Artists of all kinds have the exceptional ability to make people think. They put you in their own shoes—whether it’s only for a brief moment observing a mural, or an entire hour watching a documentary. With art, it’s possible to captivate the masses through clothing lines, unique graffiti, architecture—the list goes on and on. However, what happens when art has a message? Let’s say 20 ft. “nature buildings” were created by famous artists using natural bio-materials, and then placed around the globe inside 5 major parks. After viewing an installation like this, do you think your perspective would change a little?
This is the idea behind “sustainable art.” Any art form that includes principles of ecology, environmentalism, social equality, green economy, or pretty much anything that takes on the message “let’s not mess things up for the future,” could be considered sustainable art.
An example of this much-needed form of artistic expression can be found in Eve Mosher’s work. In her 2011 project titled “Seeding the City,” 4ft-by-4ft trays containing native plants were placed on 1,000 buildings throughout Brooklyn and Manhattan. A flag was placed on the roof and at street level of each building so they could be identified. Obviously, plants as small as these could not do much to improve the air quality of NYC. But, the message behind it is sound: the participation of building owners and the visibility of the flags will make urbanites passing through aware of the natural vegetation potential rooftops have.

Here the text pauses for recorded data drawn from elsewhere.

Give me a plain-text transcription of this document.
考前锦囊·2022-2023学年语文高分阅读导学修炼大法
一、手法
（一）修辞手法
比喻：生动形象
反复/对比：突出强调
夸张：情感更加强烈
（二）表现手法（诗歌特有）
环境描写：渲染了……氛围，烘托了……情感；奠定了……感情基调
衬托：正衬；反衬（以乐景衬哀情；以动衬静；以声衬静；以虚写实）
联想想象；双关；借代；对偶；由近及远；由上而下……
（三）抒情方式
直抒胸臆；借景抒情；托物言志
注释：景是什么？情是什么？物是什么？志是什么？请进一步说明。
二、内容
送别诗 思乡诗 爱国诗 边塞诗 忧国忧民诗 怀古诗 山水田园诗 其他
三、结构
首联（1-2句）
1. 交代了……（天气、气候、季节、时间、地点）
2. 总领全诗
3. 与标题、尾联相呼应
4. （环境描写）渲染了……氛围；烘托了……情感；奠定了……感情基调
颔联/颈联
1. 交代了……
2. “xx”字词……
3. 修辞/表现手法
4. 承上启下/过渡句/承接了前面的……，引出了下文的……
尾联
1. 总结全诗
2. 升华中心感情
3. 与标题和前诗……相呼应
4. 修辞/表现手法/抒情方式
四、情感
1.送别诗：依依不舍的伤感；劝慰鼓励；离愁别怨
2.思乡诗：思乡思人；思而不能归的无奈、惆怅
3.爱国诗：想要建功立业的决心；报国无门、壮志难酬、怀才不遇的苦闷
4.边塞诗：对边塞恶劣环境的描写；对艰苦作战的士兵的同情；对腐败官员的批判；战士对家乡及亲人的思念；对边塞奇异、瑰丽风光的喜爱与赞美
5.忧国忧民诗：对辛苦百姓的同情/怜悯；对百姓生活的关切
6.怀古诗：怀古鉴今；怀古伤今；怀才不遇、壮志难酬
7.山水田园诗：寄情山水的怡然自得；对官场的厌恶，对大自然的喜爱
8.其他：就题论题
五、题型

Bloomberg Philanthropies understands that art can be a very powerful tool—one that brings communities together and helps drive economic development. It is for this reason that they started the Public Art Challenge, a new program that recently invited U.S. cities with over 30,000 residents to submit proposals for transformative projects. Three of these cities will be granted up to $1 million each for their art projects that are supposed to establish public-private partnerships, bolster the economy, and improve quality of life.
Struggling to think of what a “transformative” art project may look like? You might be thinking too far outside the box. The High Line in New York City, once an old New York Central Railroad line, is now an “aerial greenway” (floating park). The 1.45-mile-long park runs along the Lower West Side of Manhattan and gets nearly 5 million visitors annually. Besides natural perks like the 210 native species growing, the High Line has also revitalized Chelsea—a once “gritty” neighborhood in the late 20th century.